Good points, Tyler. Well said. You made me think of the following: the main point we must always remember is that God works, exclusively, with and through individuals. Not organisations, not churches, not nations. Just individual human beings. Then we, as we are called, inspire others, create organizations, churches, nations, whatever, to help us, the individual, accomplish something. But these things are not of God, nor rarely particularly Godly. As you said, it’s all about leadership. Deeper down than that, though, it’s all about our integrity to our calling. If our church has lost its way, it’s because it’s tried as an organization of many people to substitute itself for Father’s unique individual calling.
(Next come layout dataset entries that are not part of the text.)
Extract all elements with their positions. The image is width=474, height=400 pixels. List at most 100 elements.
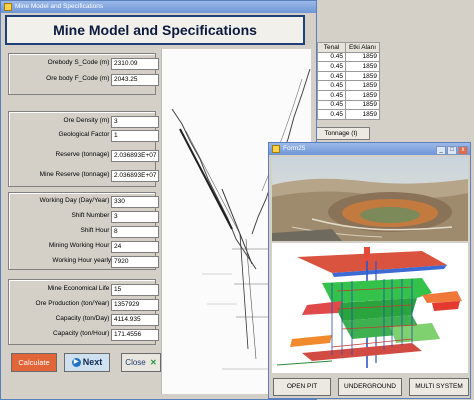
form25-window: Form25 _ □ x OPEN PIT UNDERGROUND MULTI … (268, 142, 471, 399)
ore-density-label: Ore Density (m) : (63, 117, 113, 124)
geological-factor-label: Geological Factor : (58, 131, 113, 138)
mining-working-hour-label: Mining Working Hour : (48, 242, 113, 249)
mine-economical-life-row: Mine Economical Life : 15 (13, 284, 159, 297)
geological-factor-field[interactable]: 1 (111, 130, 159, 142)
orebody-f-code-label: Ore body F_Code (m) : (46, 75, 113, 82)
tenor-cell: 0.45 (317, 70, 346, 82)
orebody-s-code-label: Orebody S_Code (m) : (47, 59, 113, 66)
ore-density-row: Ore Density (m) : 3 (13, 116, 159, 129)
table-row[interactable]: 0.45 1859 (309, 109, 380, 120)
mine-economical-life-field[interactable]: 15 (111, 284, 159, 296)
working-day-row: Working Day (Day/Year) : 330 (13, 196, 159, 209)
tenor-cell: 0.45 (317, 89, 346, 101)
tenor-cell: 0.45 (317, 51, 346, 63)
table-row[interactable]: 0.45 1859 (309, 99, 380, 111)
underground-3d-model (272, 243, 468, 373)
ore-production-field[interactable]: 1357929 (111, 299, 159, 311)
window-title: Mine Model and Specifications (15, 3, 104, 10)
table-row[interactable]: 0.45 1859 (309, 61, 380, 72)
etki-alani-cell: 1859 (345, 51, 380, 63)
reserve-field[interactable]: 2.036893E+07 (111, 150, 159, 162)
tonnage-button[interactable]: Tonnage (t) (312, 127, 370, 140)
main-titlebar: Mine Model and Specifications (1, 1, 316, 13)
underground-model-svg (276, 247, 462, 368)
close-x-icon: ✕ (149, 358, 157, 367)
tenor-cell: 0.45 (317, 61, 346, 72)
mining-working-hour-field[interactable]: 24 (111, 241, 159, 253)
close-window-icon[interactable]: x (458, 146, 468, 155)
reserve-group: Ore Density (m) : 3 Geological Factor : … (8, 111, 159, 187)
orebody-s-code-row: Orebody S_Code (m) : 2310.09 (13, 58, 159, 71)
capacity-day-row: Capacity (ton/Day) : 4114.935 (13, 314, 159, 327)
shift-number-label: Shift Number : (71, 212, 113, 219)
ore-density-field[interactable]: 3 (111, 116, 159, 128)
etki-alani-cell: 1859 (345, 89, 380, 101)
etki-alani-cell: 1859 (345, 109, 380, 120)
orebody-s-code-field[interactable]: 2310.09 (111, 58, 159, 70)
etki-alani-cell: 1859 (345, 61, 380, 72)
form25-title: Form25 (283, 145, 306, 152)
mine-reserve-label: Mine Reserve (tonnage) : (39, 171, 113, 178)
reserve-row: Reserve (tonnage) : 2.036893E+07 (13, 150, 159, 163)
working-hour-yearly-field[interactable]: 7920 (111, 256, 159, 268)
working-day-field[interactable]: 330 (111, 196, 159, 208)
tenor-cell: 0.45 (317, 109, 346, 120)
ore-production-label: Ore Production (ton/Year) : (35, 300, 113, 307)
tenor-cell: 0.45 (317, 80, 346, 91)
orebody-f-code-field[interactable]: 2043.25 (111, 74, 159, 86)
mine-reserve-field[interactable]: 2.036893E+07 (111, 170, 159, 182)
next-button[interactable]: ▶ Next (64, 353, 110, 372)
column-header-etki-alani: Etki Alanı (345, 42, 380, 53)
shift-number-row: Shift Number : 3 (13, 211, 159, 224)
production-capacity-group: Mine Economical Life : 15 Ore Production… (8, 279, 159, 345)
table-row[interactable]: 0.45 1859 (309, 80, 380, 91)
table-row[interactable]: 0.45 1859 (309, 70, 380, 82)
shift-hour-row: Shift Hour : 8 (13, 226, 159, 239)
etki-alani-cell: 1859 (345, 80, 380, 91)
orebody-code-group: Orebody S_Code (m) : 2310.09 Ore body F_… (8, 53, 159, 95)
working-time-group: Working Day (Day/Year) : 330 Shift Numbe… (8, 192, 159, 270)
open-pit-photo-svg (272, 157, 468, 241)
maximize-icon[interactable]: □ (447, 146, 457, 155)
calculate-button[interactable]: Calculate (11, 353, 57, 372)
shift-number-field[interactable]: 3 (111, 211, 159, 223)
tonnage-table: Tenal Etki Alanı 0.45 1859 0.45 1859 0.45 185… (309, 42, 380, 120)
capacity-hour-field[interactable]: 171.4556 (111, 329, 159, 341)
capacity-hour-label: Capacity (ton/Hour) : (53, 330, 113, 337)
etki-alani-cell: 1859 (345, 70, 380, 82)
geological-factor-row: Geological Factor : 1 (13, 130, 159, 143)
reserve-label: Reserve (tonnage) : (55, 151, 113, 158)
open-pit-photo (272, 157, 468, 241)
mining-working-hour-row: Mining Working Hour : 24 (13, 241, 159, 254)
working-hour-yearly-label: Working Hour yearly: (52, 257, 113, 264)
form25-app-icon (272, 145, 280, 153)
open-pit-button[interactable]: OPEN PIT (273, 378, 331, 396)
next-arrow-icon: ▶ (71, 358, 81, 368)
capacity-day-field[interactable]: 4114.935 (111, 314, 159, 326)
mine-economical-life-label: Mine Economical Life : (47, 285, 113, 292)
working-day-label: Working Day (Day/Year) : (39, 197, 113, 204)
column-header-tenor: Tenal (317, 42, 346, 53)
minimize-icon[interactable]: _ (436, 146, 446, 155)
window-controls: _ □ x (435, 144, 468, 155)
mine-reserve-row: Mine Reserve (tonnage) : 2.036893E+07 (13, 170, 159, 183)
close-button[interactable]: Close ✕ (121, 353, 161, 372)
multi-system-button[interactable]: MULTI SYSTEM (409, 378, 469, 396)
etki-alani-cell: 1859 (345, 99, 380, 111)
app-icon (4, 3, 12, 11)
orebody-f-code-row: Ore body F_Code (m) : 2043.25 (13, 74, 159, 87)
table-row[interactable]: 0.45 1859 (309, 51, 380, 63)
capacity-hour-row: Capacity (ton/Hour) : 171.4556 (13, 329, 159, 342)
capacity-day-label: Capacity (ton/Day) : (55, 315, 113, 322)
table-row[interactable]: 0.45 1859 (309, 89, 380, 101)
background-table-window: Tenal Etki Alanı 0.45 1859 0.45 1859 0.45 185… (305, 0, 474, 145)
shift-hour-field[interactable]: 8 (111, 226, 159, 238)
working-hour-yearly-row: Working Hour yearly: 7920 (13, 256, 159, 269)
ore-production-row: Ore Production (ton/Year) : 1357929 (13, 299, 159, 312)
close-label: Close (125, 358, 146, 367)
table-header-row: Tenal Etki Alanı (309, 42, 380, 53)
underground-button[interactable]: UNDERGROUND (338, 378, 402, 396)
next-label: Next (82, 357, 103, 367)
tenor-cell: 0.45 (317, 99, 346, 111)
page-title: Mine Model and Specifications (5, 15, 305, 45)
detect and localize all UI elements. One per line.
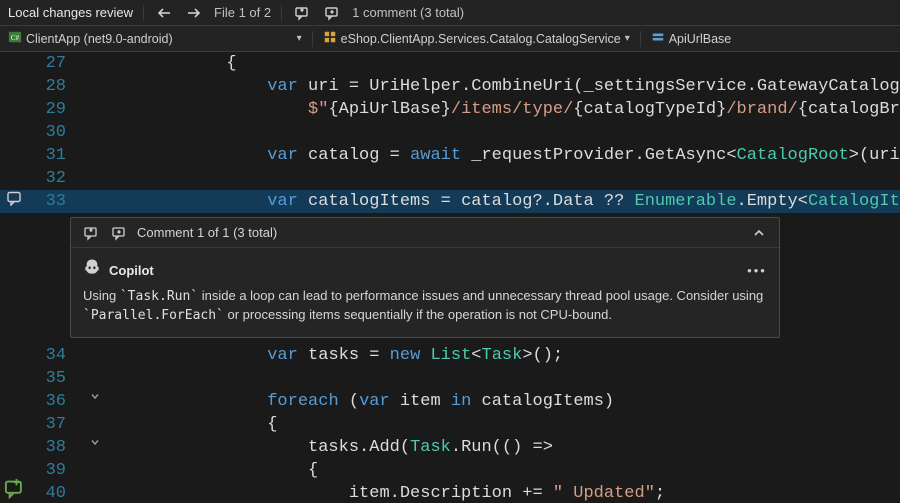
file-counter: File 1 of 2	[214, 5, 271, 20]
code-line: 35	[0, 367, 900, 390]
code-line: 34 var tasks = new List<Task>();	[0, 344, 900, 367]
svg-text:C#: C#	[11, 34, 20, 42]
breadcrumb-member[interactable]: ApiUrlBase	[647, 28, 736, 50]
code-line: 30	[0, 121, 900, 144]
fold-toggle[interactable]	[86, 436, 104, 448]
code-line: 39 {	[0, 459, 900, 482]
class-icon	[323, 30, 337, 47]
comment-panel-body: Copilot ••• Using `Task.Run` inside a lo…	[71, 248, 779, 337]
line-number: 39	[28, 459, 76, 482]
breadcrumb-bar: C# ClientApp (net9.0-android) ▾ eShop.Cl…	[0, 26, 900, 52]
line-number: 32	[28, 167, 76, 190]
chevron-down-icon: ▾	[625, 33, 630, 44]
line-number: 40	[28, 482, 76, 503]
review-toolbar: Local changes review File 1 of 2 1 comme…	[0, 0, 900, 26]
separator	[312, 31, 313, 47]
line-number: 27	[28, 52, 76, 75]
copilot-icon	[83, 258, 101, 283]
inline-comment-container: Comment 1 of 1 (3 total) Copilot ••• Usi…	[0, 213, 900, 344]
line-comment-glyph[interactable]	[0, 190, 28, 206]
line-number: 29	[28, 98, 76, 121]
prev-comment-button[interactable]	[81, 223, 101, 243]
comment-more-button[interactable]: •••	[747, 261, 767, 281]
code-line: 37 {	[0, 413, 900, 436]
code-line: 32	[0, 167, 900, 190]
line-number: 37	[28, 413, 76, 436]
next-file-button[interactable]	[184, 3, 204, 23]
code-line: 40 item.Description += " Updated";	[0, 482, 900, 503]
chevron-down-icon: ▾	[297, 33, 302, 44]
comment-author: Copilot	[109, 259, 154, 282]
breadcrumb-project[interactable]: C# ClientApp (net9.0-android) ▾	[4, 28, 306, 50]
separator	[143, 5, 144, 21]
prev-file-button[interactable]	[154, 3, 174, 23]
fold-toggle[interactable]	[86, 390, 104, 402]
next-comment-button[interactable]	[109, 223, 129, 243]
review-title: Local changes review	[8, 5, 133, 20]
prev-comment-button[interactable]	[292, 3, 312, 23]
code-line-active: 33 var catalogItems = catalog?.Data ?? E…	[0, 190, 900, 213]
separator	[281, 5, 282, 21]
line-number: 30	[28, 121, 76, 144]
next-comment-button[interactable]	[322, 3, 342, 23]
csharp-project-icon: C#	[8, 30, 22, 47]
line-number: 34	[28, 344, 76, 367]
add-comment-button[interactable]	[4, 479, 24, 499]
line-number: 35	[28, 367, 76, 390]
code-line: 31 var catalog = await _requestProvider.…	[0, 144, 900, 167]
separator	[640, 31, 641, 47]
code-editor[interactable]: 27 { 28 var uri = UriHelper.CombineUri(_…	[0, 52, 900, 503]
line-number: 33	[28, 190, 76, 213]
code-line: 36 foreach (var item in catalogItems)	[0, 390, 900, 413]
comment-panel-header: Comment 1 of 1 (3 total)	[71, 218, 779, 248]
breadcrumb-type[interactable]: eShop.ClientApp.Services.Catalog.Catalog…	[319, 28, 634, 50]
comment-panel: Comment 1 of 1 (3 total) Copilot ••• Usi…	[70, 217, 780, 338]
code-line: 29 $"{ApiUrlBase}/items/type/{catalogTyp…	[0, 98, 900, 121]
code-line: 38 tasks.Add(Task.Run(() =>	[0, 436, 900, 459]
field-icon	[651, 30, 665, 47]
line-number: 28	[28, 75, 76, 98]
comment-counter: 1 comment (3 total)	[352, 5, 464, 20]
code-line: 28 var uri = UriHelper.CombineUri(_setti…	[0, 75, 900, 98]
line-number: 38	[28, 436, 76, 459]
line-number: 31	[28, 144, 76, 167]
collapse-panel-button[interactable]	[749, 223, 769, 243]
code-line: 27 {	[0, 52, 900, 75]
comment-position-label: Comment 1 of 1 (3 total)	[137, 221, 277, 244]
comment-text: Using `Task.Run` inside a loop can lead …	[83, 287, 767, 325]
line-number: 36	[28, 390, 76, 413]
After Jesus and the confusion following his death, God worked individually through Paul, and Jesus’ vision largely saw reality through Paul’s calling, which inspired hundreds, then thousands, millions, and billions. At each step along that journey, God worked with and through individual after individual — culminating in Father — to move Jesus’ core message forward.
Here we are after God worked with and through Father. At some point, an individual will feel God’s call and will spin up anew the energy and spirit and love of God to again move mountains and inspire hundreds to millions or billions to move Father’s core message forward. And, as with Jesus, the confusion following Father’s death will subside and a new direction forward started. And in the future, God will find other individuals who can embrace Principle in the way most appropriate for the moment to move the penultimate core message toward ultimate conclusion.
So that’s the lesson I take from your essay. And I thank you for writing it.
Christianity grew through the spiritual influence of the crucified Christ. There was no earthly foundation left immediately after Jesus‘ death. When True Father passed away there remained a foundation of faithful members. Compare that to the ‘rock‘ that the spirit of Jesus had to build on.
My hope is not deflated by the outward signs; neither does my determination flag. In fact, I did not join this movement because things were going well. If I had joined because of that, I would have left a long time ago.
I feel the living spirit of True Father extending to the far reaches of existence. When this square peg can fit into the round hole True Parents have opened for me, I will have my place on that super highway open to us all.
I feel honored by having such a mother as True Mother who is resolutely standing steadfast in the most difficult position of anyone on earth… for us. Anyone who can‘t appreciate that is truly unfortunate.
Our church will grow according to the development of our hearts and wisdom.
Good and wonderful viewpoint.
Yes, nice essay on the power of the local and the resilient.
“Tong ban kyok pah” or bust, I suppose.
I like your article a lot, Tyler. Good points. Christianity has indeed been reborn many times. I always was amazed how I think it must have been during the Second Great Awakening — how innovative (and heretical to traditional denominations) all the movements such as Christian Science, Mormonism, etc., were. It always gave me hope that Christianity could actually be fluid enough to change to welcome the Second Coming. I agree that True Parents have set all the conditions of indemnity basically and what we do will always rest on that foundation until the day every soul on earth and heaven knows God’s heart and will. There are many dismaying attacks by the side of evil, but I believe they will be just unmentioned history soon.